Oncenetwork configuration is complete, you will need to test network connectivity and address any problems that may arise. Here is an example testing scheme:
The first step is to test the network setup and connection with the ping command. ping is a simple utility that will tell you whether the connection is working and the basic setup is correct. It takes a remote hostname or IP address as its argument:
$ ping hamlet PING hamlet: 56 data bytes 64 bytes from 220.127.116.11: icmp_seq=0. time=0. ms 64 bytes from 18.104.22.168: icmp_seq=1. time=0. ms 64 bytes from 22.214.171.124: icmp_seq=4. time=0. ms ... ^C ----hamlet PING Statistics---- 8 packets transmitted, 8 packets received, 0% packet loss round-trip (ms) min/avg/max = 0/0/0
From this output, it is obvious that hamlet is receiving the data sent by the local system, and the local system is receiving the data hamlet sends. On Solaris systems, ping's output is much simpler, but still answers the same central question: "Is the network working?":
$ ping duncan duncan is alive
Use the -s option if you want more detailed output.
Begin by pinging a system in the local subnet. If this succeeds, try testing the network routes by pinging systems that should be reachable via defined gateways.

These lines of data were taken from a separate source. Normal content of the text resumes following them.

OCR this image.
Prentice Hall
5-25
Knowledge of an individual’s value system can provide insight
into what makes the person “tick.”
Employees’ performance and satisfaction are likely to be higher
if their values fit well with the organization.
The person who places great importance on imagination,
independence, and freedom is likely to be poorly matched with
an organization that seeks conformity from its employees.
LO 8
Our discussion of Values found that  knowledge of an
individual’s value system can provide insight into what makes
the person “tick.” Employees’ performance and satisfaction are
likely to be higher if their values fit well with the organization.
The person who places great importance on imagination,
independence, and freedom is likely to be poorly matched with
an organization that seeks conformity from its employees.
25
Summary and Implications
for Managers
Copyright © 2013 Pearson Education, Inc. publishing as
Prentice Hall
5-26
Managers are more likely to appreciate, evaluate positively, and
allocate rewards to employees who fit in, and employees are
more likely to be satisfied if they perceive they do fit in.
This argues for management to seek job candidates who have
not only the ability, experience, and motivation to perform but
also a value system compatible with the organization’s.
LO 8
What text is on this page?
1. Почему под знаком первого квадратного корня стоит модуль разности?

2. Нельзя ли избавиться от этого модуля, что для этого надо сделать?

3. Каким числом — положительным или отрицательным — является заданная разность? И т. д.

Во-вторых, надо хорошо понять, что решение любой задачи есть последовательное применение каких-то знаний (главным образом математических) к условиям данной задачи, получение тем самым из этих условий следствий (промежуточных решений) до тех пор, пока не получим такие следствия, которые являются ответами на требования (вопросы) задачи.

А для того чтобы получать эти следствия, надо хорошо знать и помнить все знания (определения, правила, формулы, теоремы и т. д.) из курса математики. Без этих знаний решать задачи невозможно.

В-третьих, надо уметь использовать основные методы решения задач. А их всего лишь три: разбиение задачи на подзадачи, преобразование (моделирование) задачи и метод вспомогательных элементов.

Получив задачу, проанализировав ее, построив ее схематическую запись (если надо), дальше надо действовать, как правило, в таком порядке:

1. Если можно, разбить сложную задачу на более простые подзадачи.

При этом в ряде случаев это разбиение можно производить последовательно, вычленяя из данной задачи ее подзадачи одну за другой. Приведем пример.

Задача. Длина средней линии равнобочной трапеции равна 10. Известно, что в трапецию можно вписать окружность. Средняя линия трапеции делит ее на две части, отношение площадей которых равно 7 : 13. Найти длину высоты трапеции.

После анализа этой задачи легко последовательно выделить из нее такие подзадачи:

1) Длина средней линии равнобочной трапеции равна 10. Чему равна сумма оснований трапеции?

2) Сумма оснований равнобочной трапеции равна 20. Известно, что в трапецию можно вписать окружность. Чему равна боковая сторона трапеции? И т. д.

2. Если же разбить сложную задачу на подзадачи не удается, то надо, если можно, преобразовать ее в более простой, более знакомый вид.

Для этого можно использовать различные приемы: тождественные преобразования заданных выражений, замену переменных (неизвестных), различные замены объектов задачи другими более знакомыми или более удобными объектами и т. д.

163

If pinging any remote system inside the firewall fails, try pinging localhost and then the system's own IP address. If these fail also, check the output of ifconfig again to see if the interface has been configured correctly. If so, there may be a problem with the network adapter.
On the other hand, if pinging the local system succeeds, the problem lies either with the route to the remote host or in hardware beyond the local system. Check the routing tables for the former (make sure there is a route to the local subnet), and check the status lights at the hub or switch for the latter. If hardware appears to be the problem, try swapping the network cable. This will either fix the problem or suggest that it lies with the connecting device or port within that device.
Once basic connectivity has been verified, continue testing by moving up the protocol stack, as outlined above.
Another utility that is occasionally useful for network troubleshooting is arp. This command displays and modifies IP-to-MAC address translation tables. Here is an example using its -a option, which displays all entries within the table:
# arp -a mozart (192.168.9.99) at 00:00:F8:71:70:0C [ether] on eth0 bagel (192.168.9.75) at 00:40:95:9A:11:18 [ether] on eth0 lovelace (192.168.9.143) at 00:01:02:ED:FC:91 [ether] on eth0 sharon (192.168.9.4) at 00:50:04:0A:38:00 [ether] on eth0 acrasia (192.168.9.27) at 00:03:BA:0D:A7:EC [ether] on eth0 venus (192.168.9.35) at 00:D0:B7:88:53:8D [ether] on eth0
I found arp very useful for diagnosing a duplicate IP address that had been inadvertently assigned. The symptom of the problem was that a new printer worked only intermittently and often experienced long delays when jobs attempted to connect to it. After checking the printer and its configuration several times, it finally occurred to me to check arp. The output revealed another host with the IP address the printer was using. Once the printer's IP address was changed to a unique value, everything was fine.
arp also supports an -n option which bypasses name resolution and displays only IP addresses in the output. This can again be useful when there are DNS problems.
Once networking is configured and working, your next task is to monitor its activity and performance on an ongoing basis. These topics are covered in detail in Section 8.6 and Section 15.7, respectively.